When I first arrived in Liberia, I assumed that most of the deaths would have been a consequence of tropical diseases. But then, after I started working there I realized a lot of the reasons they were dying were things, generally diagnoses that kids survive in a high-resource setting. But they were presenting very, very late. They would often present at the point where they were in organ failure for instance and also, in the interim, they were at home receiving local remedies that were often very toxic.
Another huge contributing factor is malnutrition. You can have a healthy child develop pneumonia or, a gastroenteritis, like a vomiting illness, and they'll recover quite quickly from it. But when you have a child who's severely malnourished, you end up with kids that are very, very ill and are often hard to treat.
It was a normal start to the week on Monday morning and then I got in and it just all started at once and kids were coming in really, really sick. We were resuscitating kids outside in triage, and by the end of the week we lost 23 kids in total, in one week.
The mortality rate had been high already, but that week was especially bad. And so, we all got together, and we started discussing what we could do stop this
We decided to start with communication. We worked on basic communication techniques that would help people convey information about patients in a clearer manner, and help you formulate your ideas about the patient better so you can make better plans. We worked on structured training most days and more informal training. We worked on better 24-hour care. We decided to round twice a day rather than once.
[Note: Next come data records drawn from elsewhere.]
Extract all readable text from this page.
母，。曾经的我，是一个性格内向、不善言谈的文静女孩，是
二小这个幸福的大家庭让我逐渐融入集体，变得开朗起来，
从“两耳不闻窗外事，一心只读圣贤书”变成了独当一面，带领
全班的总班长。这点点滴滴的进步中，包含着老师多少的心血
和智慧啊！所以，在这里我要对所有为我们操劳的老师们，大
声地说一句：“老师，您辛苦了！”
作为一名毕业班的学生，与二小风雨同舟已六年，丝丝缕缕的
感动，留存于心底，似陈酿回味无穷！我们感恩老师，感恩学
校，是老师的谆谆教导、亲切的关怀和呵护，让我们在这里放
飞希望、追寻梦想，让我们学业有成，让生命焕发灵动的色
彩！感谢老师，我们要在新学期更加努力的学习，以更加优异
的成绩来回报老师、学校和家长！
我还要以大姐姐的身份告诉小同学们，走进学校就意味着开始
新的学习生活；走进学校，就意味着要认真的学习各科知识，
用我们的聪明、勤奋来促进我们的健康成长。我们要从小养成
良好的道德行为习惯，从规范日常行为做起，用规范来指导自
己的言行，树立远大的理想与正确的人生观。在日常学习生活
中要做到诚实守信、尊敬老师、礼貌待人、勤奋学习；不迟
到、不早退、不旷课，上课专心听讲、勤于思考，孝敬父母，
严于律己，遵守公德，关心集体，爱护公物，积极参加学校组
We noticed that the majority of patients that were dying, were dying in the evening hours, so we started thinking about ways that we can address that. So we advocated and worked with the administrative team to hire an extra physician’s assistant that could help cover the nighttime hours so that they were less overwhelmed and had more time to care for the patients.
There was a lot of hard work that went into those six months, and most of that hard work was done by the local staff. We certainly saw a correlating trend in the mortality rate. And it dropped drastically over the period of those quality improvement projects
And it was always really exciting to see the staff celebrate drops in the mortality rate. And then just when you think it couldn't get better, two weeks later it dropped a little bit more. It's a good reminder that there are things that we can make better.